In reality, avoiding driver often hurts more than it helps.
Modern drivers are built for forgiveness. Most 3-woods aren’t any more accurate and they leave you with a longer, tougher approach. Shot Scope has done studies on this and found that the closer the ball is to the hole (even if it’s in the rough), the easier it is to score. The driver will get you closer than a 3-wood.
Unless you’re facing a tight tee shot with a forced layup, the driver is almost always the smarter play, especially if you’ve spent time learning how to hit it.
You don’t fix your driver by leaving it in the bag. You fix it by learning to swing it better.
“Grip the club like you’re holding an injured bird.”
I’ve experimented with softer grip pressure myself and worked with golfers trying to do the same, and when that grip gets too light, the clubface starts doing unpredictable things. The hands get lazy, the face gets flippy and the shot dispersion is much less predictable.

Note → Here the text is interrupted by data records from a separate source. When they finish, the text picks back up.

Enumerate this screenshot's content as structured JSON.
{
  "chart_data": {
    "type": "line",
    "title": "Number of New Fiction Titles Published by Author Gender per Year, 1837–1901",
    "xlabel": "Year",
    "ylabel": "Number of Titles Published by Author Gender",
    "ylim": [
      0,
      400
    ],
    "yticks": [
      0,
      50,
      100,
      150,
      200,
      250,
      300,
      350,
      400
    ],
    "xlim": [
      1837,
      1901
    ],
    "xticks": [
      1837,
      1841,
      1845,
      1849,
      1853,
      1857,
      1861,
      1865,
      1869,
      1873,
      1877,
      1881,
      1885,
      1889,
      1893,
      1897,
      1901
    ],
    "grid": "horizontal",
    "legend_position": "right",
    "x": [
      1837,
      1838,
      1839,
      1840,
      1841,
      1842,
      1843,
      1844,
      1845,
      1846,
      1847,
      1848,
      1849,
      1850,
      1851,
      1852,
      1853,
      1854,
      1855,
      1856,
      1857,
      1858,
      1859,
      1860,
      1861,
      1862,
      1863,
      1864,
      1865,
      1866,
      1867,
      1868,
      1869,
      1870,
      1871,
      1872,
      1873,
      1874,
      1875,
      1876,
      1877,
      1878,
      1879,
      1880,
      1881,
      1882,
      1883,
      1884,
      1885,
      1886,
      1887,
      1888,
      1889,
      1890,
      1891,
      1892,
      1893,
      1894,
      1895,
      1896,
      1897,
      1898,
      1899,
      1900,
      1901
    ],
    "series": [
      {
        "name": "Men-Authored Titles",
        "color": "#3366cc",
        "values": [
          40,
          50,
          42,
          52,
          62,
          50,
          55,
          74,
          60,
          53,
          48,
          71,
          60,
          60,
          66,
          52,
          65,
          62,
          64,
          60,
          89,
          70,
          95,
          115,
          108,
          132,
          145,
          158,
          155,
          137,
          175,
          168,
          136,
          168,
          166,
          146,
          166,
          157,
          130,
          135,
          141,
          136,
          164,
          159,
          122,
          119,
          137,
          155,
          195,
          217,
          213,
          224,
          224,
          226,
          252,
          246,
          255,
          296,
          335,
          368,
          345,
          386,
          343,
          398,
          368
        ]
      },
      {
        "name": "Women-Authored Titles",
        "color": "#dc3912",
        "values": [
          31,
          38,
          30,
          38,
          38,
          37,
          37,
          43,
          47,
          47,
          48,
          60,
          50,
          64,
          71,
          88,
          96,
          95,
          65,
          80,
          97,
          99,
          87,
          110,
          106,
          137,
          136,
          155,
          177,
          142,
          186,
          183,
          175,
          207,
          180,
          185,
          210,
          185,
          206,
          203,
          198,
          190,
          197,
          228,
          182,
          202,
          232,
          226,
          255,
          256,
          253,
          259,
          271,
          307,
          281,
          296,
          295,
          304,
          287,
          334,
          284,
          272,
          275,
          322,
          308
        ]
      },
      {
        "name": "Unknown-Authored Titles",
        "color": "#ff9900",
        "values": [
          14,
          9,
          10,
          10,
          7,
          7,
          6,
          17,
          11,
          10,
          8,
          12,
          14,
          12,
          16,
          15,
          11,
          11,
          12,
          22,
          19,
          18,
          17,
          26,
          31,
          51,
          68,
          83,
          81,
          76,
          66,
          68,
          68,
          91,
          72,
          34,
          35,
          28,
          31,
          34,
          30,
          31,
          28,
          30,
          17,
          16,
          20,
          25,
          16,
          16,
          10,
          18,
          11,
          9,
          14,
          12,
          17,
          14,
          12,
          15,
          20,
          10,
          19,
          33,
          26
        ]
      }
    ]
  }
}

Try to gradually loosen your grip during practice until you start losing control. At that point, tighten back up just enough to feel like you’re back in charge. That’s your ideal grip pressure.
The goal isn’t a fragile grip — it’s a connected and in-control one.

Final thoughts
Golf instruction has never been more accessible but that also means more bad advice is floating around than ever before. If a tip sounds catchy but doesn’t actually explain why something is happening, question it. Learn your swing and your game and take a few lessons to learn which advice you should be following.